《神经网络与机器学习》第8章泛化与正则化

神经网络与机器学习

第8章泛化与正则化

神经网络设计中一个重要的问题是如何确定神经元数目，当神经元数目很大时，虽然在测试数据集合上表现非常好，但是在新的数据集合进行测试时却表现很差，我们称为泛化（generalization）能力差，泛化能力就是指在测试数据集合和新的测试数据集合都表现好。原因就是，当神经元数目太多，那么权系数参数维数过大，会造成过拟合现象，从而泛化能力差。

§8.1 奥卡姆剃刀原则

Ockham's razor奥卡姆剃刀原则：英国逻辑学家奥卡姆提出的一个原则是模型越复杂则出错的可能性越大。

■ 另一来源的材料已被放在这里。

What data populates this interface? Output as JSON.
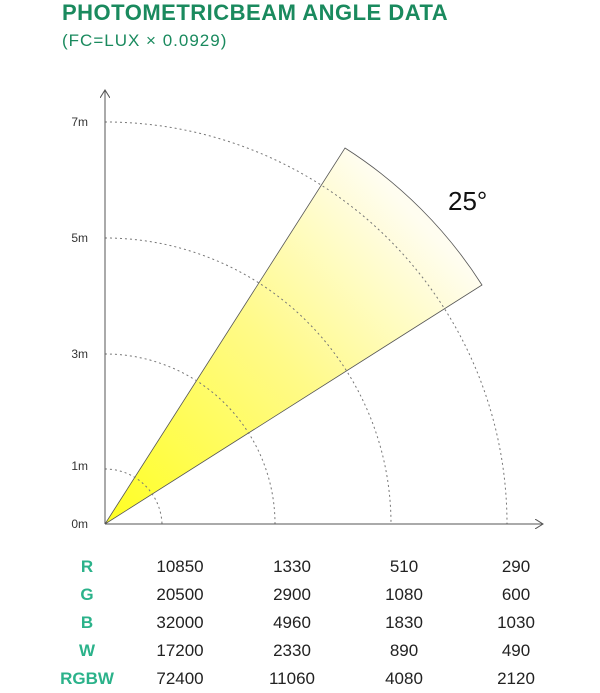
{
  "header": {
    "title": "PHOTOMETRICBEAM ANGLE DATA",
    "subtitle": "(FC=LUX × 0.0929)"
  },
  "diagram": {
    "beam_angle_label": "25°",
    "distance_labels": [
      "0m",
      "1m",
      "3m",
      "5m",
      "7m"
    ],
    "beam_color": "#ffff33"
  },
  "table": {
    "rows": [
      {
        "label": "R",
        "values": [
          "10850",
          "1330",
          "510",
          "290"
        ]
      },
      {
        "label": "G",
        "values": [
          "20500",
          "2900",
          "1080",
          "600"
        ]
      },
      {
        "label": "B",
        "values": [
          "32000",
          "4960",
          "1830",
          "1030"
        ]
      },
      {
        "label": "W",
        "values": [
          "17200",
          "2330",
          "890",
          "490"
        ]
      },
      {
        "label": "RGBW",
        "values": [
          "72400",
          "11060",
          "4080",
          "2120"
        ]
      }
    ]
  }
}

推广到神经网络设计中，那么具有良好泛化能力的神经网络应该具有最简模型，最少的自由参数。

为了获得最简神经网络模型，一般有生长法、剪枝法、全局搜索、正则化（regularization）、以及提前终止法（early stopping）。这里我们主要讨论后面两种。

问题描述：

训练集合

\[\left \{ (p_1,t_1),(p_2,t_2),\cdots,(p_Q,t_Q) \right \}\]

$p_q$表示的是网络输出，$t_q$是正确的目标$g(p_q)$加上观测误差噪声$\xi_q$

\[t_q=g(p_q)+\xi_q\]

$g$表示未知的函数。我们将神经网络进行训练，设其输出为$a_q$，目的是逼近函数$g(p_q)$而不受到噪声$\xi_q$的影响，使得训练集上的误差平方和最小

\[F(x)=\sum_{q=1}^Q(t_q-a_q)^{\mathrm{T}}(t_q-a_q)\]

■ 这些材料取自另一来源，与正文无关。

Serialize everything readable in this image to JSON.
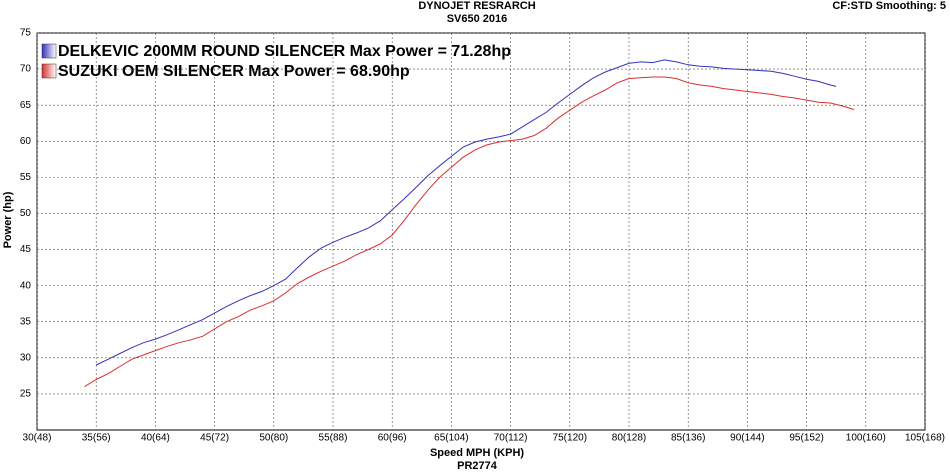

下图表示了过拟合（overfitting）一个例子，蓝色的为真实函数曲线，而数据点是函数值加上了干扰，区间为[-3,0]，拟合曲线虽然经过了各个数据观测点，但是与真实的函数值却没有匹配，就是过拟合！

图8.1 过拟合现象以及外推预测错误

这个神经网络还要第二类错误，就是对于没有数据进行训练的区域[0，3]外推预测错误。这类错误是难以避免的，即使我们如图8.2能够泛化较好，避免过拟合现象，依然难以消除外推预测错误。我们这里只是讨论如何提高泛化能力。

图8.2 泛化能力较好但是还是有外推预测错误

提前终止法易于理解，如下图，通常将数据集合70%的数据（o）进行训练，15%（⊕）进行验证，15%进行测试，当然不是一个固定的比例。随着训练的进行，训练次数的增加，网络复杂度也在增加，如果训练达到极小误差之前提前终止，那么网络有效地使用较少的参数，不至于产生过拟合，比如图中在a阶段拟合比较光滑，泛化能力也好，b阶段虽然拟合数据点很好，但是泛化差，验证数据点错误较多。

图8.3 交叉验证性能曲线

§8.2 Tikhonov正则化

当训练样本所包含的信息不能够由自身充分地唯一重构出输入输出映射，产生了机器学习的过拟合可能，那么为了克服这个严重的病态问题，我们在经验代价函数上加上正则化参数控制的正则化代价函数，使得代价函数最小化限制在压缩子集上的超平面重构问题，使得代价函数在训练样本提供的精度和解的光滑程度上进行了折中。正则化理论有经典的Tikhonov正则化和流形正则化。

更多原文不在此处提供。